GRAYSON PERRY -
PORTRAIT OF THE ARTIST AS A YOUNG GIRL - WENDY JONES
I don't have any particular interest in Grayson Perry's art nor do I have any particular interest in unleashing my inner transvestite. No, my interest in Perry is in where he's from, that being the swampland of early British punk rock and his forays into anarcho sub-cultures.
There's something very much of the Billy Childish method of confessional writing in the first half of Perry's biography where his honesty and frankness is enough to make you almost blush but at the same time to make you really feel for him. Childhood is never easy no matter what you're born into which for Perry is a working class household in Chelmsford in Essex where family life is rudely interrupted by the arrival of the local milkman and an affair with his mother, leading to divorce and half-brothers and sisters. From the turmoil of family relations Perry retreats into an imaginary world of teddy bears, Airfix models and a penchant for dressing up in women's clothes. It's a fertile breeding ground for being the archetypal cuckoo in the nest and in his own words a 'loner-weirdo on the periphery.'
It's the advent of punk rock that opens up an entrance point to allow him free expression in public, it being the glorious amateurishness of punk that appeals to him. So, come 1977 he's ripped the sleeves off of a grey school shirt and stencilled the word 'Hate' all over it. He's bought himself some plastic sandals, covered his school blazer in badges and put vaseline in his hair but to top it all he's found a huge, very brutal-looking horse collar that he takes to wearing round his neck. He then becomes an ardent and enthusiastic pogo-dancer at all the local punk gigs with such bands as the Vibrators, Boomtown Rats, Crispy Ambulance, The Damned, Bethnal and Fruit-Eating Bears blessing Chelmsford with their appearance.
After completing an art foundation course he moves to Portsmouth to study for a degree and it's here that his artistic expression comes into play, instigated not so much by his tutors but by the two new girl friends he meets. At a time when being 'cool' was becoming the new aesthetic, Perry learns to revel in being utterly uncool in a very postmodern way, to kick against the pricks and to embrace his transvestism.
During a summer break he heads off to London and stays at a squat behind Warren Street tube station where pre-fame Boy George and Marilyn also reside and it's here that he realises he's no more than a yokel in bohemia. Moreover, he also realises that art isn't an activity that you do but something you are and live.
After graduating he once again heads off to London to take part in a performance art project put on by the Neo-Naturists that essentially involves a lot of nude body painting. Such is the success of the project that it becomes obvious to Perry that rather than Portsmouth, London is the place to be so subsequently moves there to live permanently. More Neo-Naturist performances follow at such venues as the Notre Dame Hall off Leicester Square and interestingly at the Centro Iberico on Harrow Road, an old abandoned school taken over and squatted by Spanish anarchists where gigs were being put on under the umbrella of the anarcho punk crew who had been running the Crass-funded Autonomy Centre in Wapping.

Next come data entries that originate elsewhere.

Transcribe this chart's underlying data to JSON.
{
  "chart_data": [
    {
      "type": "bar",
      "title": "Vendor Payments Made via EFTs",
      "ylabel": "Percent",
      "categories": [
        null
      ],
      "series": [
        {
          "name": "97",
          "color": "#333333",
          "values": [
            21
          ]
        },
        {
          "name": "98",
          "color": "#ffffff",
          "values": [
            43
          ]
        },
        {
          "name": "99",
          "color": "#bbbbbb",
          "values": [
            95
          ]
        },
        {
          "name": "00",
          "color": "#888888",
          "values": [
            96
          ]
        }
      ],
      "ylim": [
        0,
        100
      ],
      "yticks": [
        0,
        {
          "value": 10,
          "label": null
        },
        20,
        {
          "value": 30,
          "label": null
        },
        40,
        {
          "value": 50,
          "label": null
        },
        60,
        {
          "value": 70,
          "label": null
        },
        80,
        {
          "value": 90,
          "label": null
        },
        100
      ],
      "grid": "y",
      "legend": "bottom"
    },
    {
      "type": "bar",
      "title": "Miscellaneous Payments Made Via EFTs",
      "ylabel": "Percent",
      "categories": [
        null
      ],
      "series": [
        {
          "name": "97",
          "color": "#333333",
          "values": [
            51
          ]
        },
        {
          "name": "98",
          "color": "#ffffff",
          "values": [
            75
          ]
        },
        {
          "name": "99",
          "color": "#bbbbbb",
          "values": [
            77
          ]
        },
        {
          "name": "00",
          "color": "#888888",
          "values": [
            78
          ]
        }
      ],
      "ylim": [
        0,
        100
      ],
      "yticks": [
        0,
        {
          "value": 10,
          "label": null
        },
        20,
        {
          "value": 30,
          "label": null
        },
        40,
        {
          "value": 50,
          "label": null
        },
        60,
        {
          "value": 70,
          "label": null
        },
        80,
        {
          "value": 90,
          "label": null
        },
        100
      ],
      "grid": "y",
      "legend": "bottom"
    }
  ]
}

When it comes to the world of art, the Neo-Naturists in the scheme of things were a blip, an aberration, though their sub-cult status is legendary if not near-mythical. Rather than being outstanding, their performance art was outlandish, provoking violent reaction at some venues, ejection from the premises at others, and even managing to stun the anarchists at the Centro Iberico into silence.
Portrait Of The Artist As A Young Girl is wholly concerned with Perry's life leading up to him becoming an artist in his own right and his winning of the Turner Prize, and it's for this reason that it's so endearing. It cuts off and comes to an almost abrupt end just as Perry creates his first ever plate of the kind that was going to launch him on the path to becoming one of the most powerful and influential people in the modern day art world.
Placing the accent upon Perry's childhood and his past influences reveal something of where he is coming from and the kind of detail anyone aware of Perry and his alter-ego Claire might very well be curious about. At the same time, by casting a light upon his appreciation of punk rock and his adventures in London's squat communities it also reveals in the same way it did to many other people how punk rock irrecoverably ruined Perry's life forever - but in a good way.